No momento, menos de dois terços dos apelos humanitários foram atendidos e apenas 8 por cento das perdas reais são cobertas pela ajuda internacional em 77 dos países mais pobres do mundo . O setor de seguros cobre apenas 3% das perdas induzidas por desastres por meio de pagamentos. A parcela do seguro contra desastres poderia ser substancialmente aumentada usando mecanismos inovadores de transferência de risco que incorporam governos, agências humanitárias internacionais, instituições financeiras internacionais, organizações não governamentais, seguradoras e outras empresas do setor privado que operam no financiamento de desastres. Por meio desse tipo de esquema, um dólar usado para pagar um prêmio poderia gerar várias vezes mais dólares por meio de um pagamento.

Este modelo de colaboração poderia construir um sistema sustentável, inclusivo, baseado no mercado e mais responsivo para reduzir drasticamente a atual lacuna de recursos. Além disso, o fato de que $ 1 gasto para intervenção precoce pode economizar mais de $ 4 em um período de seis a nove meses significa que a necessidade de recursos gerais para a resposta reduziria de acordo. Portanto, a disponibilidade de recursos adequados para intervenção precoce é uma solução a explorar, não com novos financiamentos, mas com recursos já existentes pré-afetados por governos e parceiros humanitários.

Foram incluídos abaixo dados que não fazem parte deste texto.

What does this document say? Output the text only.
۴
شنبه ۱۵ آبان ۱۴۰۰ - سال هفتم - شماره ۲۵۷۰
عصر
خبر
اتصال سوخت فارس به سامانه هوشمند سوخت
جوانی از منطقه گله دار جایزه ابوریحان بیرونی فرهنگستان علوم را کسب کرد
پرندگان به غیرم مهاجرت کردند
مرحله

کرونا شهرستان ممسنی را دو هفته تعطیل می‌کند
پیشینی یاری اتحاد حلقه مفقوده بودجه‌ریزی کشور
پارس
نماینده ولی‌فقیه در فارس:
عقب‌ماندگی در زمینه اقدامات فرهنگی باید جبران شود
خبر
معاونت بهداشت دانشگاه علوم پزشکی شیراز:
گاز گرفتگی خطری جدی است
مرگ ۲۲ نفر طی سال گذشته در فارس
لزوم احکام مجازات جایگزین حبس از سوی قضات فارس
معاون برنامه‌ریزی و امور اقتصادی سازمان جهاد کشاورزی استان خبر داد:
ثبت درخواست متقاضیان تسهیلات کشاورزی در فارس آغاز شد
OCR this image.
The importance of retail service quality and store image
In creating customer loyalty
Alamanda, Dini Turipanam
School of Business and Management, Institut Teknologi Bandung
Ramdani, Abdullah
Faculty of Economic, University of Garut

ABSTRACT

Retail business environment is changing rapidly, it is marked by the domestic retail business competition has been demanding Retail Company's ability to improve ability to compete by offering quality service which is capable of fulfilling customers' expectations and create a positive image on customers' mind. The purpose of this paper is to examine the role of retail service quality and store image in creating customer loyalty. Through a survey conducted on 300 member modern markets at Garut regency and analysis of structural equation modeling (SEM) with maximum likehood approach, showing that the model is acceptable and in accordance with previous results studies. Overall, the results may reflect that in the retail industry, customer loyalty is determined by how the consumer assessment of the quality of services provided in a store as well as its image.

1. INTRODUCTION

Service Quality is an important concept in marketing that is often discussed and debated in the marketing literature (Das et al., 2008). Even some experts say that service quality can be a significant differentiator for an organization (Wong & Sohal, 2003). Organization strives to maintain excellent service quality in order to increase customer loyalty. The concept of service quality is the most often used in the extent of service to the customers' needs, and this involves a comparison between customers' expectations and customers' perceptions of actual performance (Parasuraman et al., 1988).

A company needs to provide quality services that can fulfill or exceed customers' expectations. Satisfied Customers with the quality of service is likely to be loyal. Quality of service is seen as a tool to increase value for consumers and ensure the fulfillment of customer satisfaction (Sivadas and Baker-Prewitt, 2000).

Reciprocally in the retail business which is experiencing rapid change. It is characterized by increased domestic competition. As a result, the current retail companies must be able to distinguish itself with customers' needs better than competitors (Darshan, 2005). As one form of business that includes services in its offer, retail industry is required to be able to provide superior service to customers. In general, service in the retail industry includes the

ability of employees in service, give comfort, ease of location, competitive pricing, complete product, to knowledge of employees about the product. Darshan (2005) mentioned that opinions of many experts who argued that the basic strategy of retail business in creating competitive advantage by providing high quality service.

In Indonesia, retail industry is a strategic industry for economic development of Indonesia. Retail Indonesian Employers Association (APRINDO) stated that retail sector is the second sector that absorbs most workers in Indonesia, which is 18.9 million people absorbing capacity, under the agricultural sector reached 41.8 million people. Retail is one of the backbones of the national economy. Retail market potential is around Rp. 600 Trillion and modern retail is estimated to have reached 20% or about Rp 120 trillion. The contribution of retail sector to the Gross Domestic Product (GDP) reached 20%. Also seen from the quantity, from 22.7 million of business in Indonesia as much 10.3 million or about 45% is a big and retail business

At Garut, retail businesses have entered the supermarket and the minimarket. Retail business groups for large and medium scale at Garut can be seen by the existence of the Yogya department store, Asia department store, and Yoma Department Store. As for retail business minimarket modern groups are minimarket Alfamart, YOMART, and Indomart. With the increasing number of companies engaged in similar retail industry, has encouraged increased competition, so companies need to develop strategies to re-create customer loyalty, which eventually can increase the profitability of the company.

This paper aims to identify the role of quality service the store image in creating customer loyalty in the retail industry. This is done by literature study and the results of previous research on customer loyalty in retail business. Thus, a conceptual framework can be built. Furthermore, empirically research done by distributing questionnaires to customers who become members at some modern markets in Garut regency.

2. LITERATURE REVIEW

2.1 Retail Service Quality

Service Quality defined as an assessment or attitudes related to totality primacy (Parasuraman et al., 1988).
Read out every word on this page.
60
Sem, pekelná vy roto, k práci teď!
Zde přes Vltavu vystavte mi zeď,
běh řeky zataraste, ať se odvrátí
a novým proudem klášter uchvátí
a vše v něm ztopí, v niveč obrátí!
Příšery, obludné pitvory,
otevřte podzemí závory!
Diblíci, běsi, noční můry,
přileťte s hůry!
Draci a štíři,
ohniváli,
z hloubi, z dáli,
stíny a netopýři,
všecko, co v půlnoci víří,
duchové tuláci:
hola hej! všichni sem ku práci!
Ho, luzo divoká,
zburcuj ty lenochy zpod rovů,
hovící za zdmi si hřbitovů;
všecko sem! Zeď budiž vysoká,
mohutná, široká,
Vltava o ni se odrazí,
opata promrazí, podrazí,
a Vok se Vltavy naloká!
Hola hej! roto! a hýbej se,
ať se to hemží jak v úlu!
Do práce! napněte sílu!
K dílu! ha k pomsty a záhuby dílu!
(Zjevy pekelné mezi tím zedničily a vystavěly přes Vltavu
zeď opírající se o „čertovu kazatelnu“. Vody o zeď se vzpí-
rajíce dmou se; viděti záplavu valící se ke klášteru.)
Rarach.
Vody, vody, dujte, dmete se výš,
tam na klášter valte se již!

De acordo com a experiência atual da ARC, parceiros como agências humanitárias e ONGs podem participar dos esquemas de seguro contra desastres da ARC por meio de um programa chamado Replica. Com a ajuda do governo alemão, essas instituições podem acessar recursos de ajuda e assinar políticas com a ARC Ltd., a afiliada financeira do grupo ARC. Sob este esquema, a apólice de seguro contratada por parceiros humanitários é uma réplica da apólice assinada pelo governo, aumentando assim a cobertura da população segurada. O ator e o governo implementam um plano de resposta comum quando ocorre um desastre e o seguro baseado em indicadores é acionado. A vantagem é a capacidade de fornecer recursos maiores antes da ocorrência de um desastre, uma vez que o dinheiro estará disponível imediatamente por meio de pagamentos. O ator também poderá não apenas intervir mais cedo, mas também fornecer assistência por meio de um plano de resposta antecipada acordado, dando tempo para que os esforços humanitários internacionais entrem em ação.

A combinação de planejamento de contingência de alerta antecipado e transferência e agrupamento de riscos baseados em índices é certamente, entre outras, uma solução que pode contribuir significativamente para a redução da lacuna na proteção contra desastres. Uma solução para aumentar a eficácia e eficiência dos esforços humanitários está diante de nós, e todos os atores existentes têm um papel a desempenhar, especialmente as agências humanitárias e ONGs.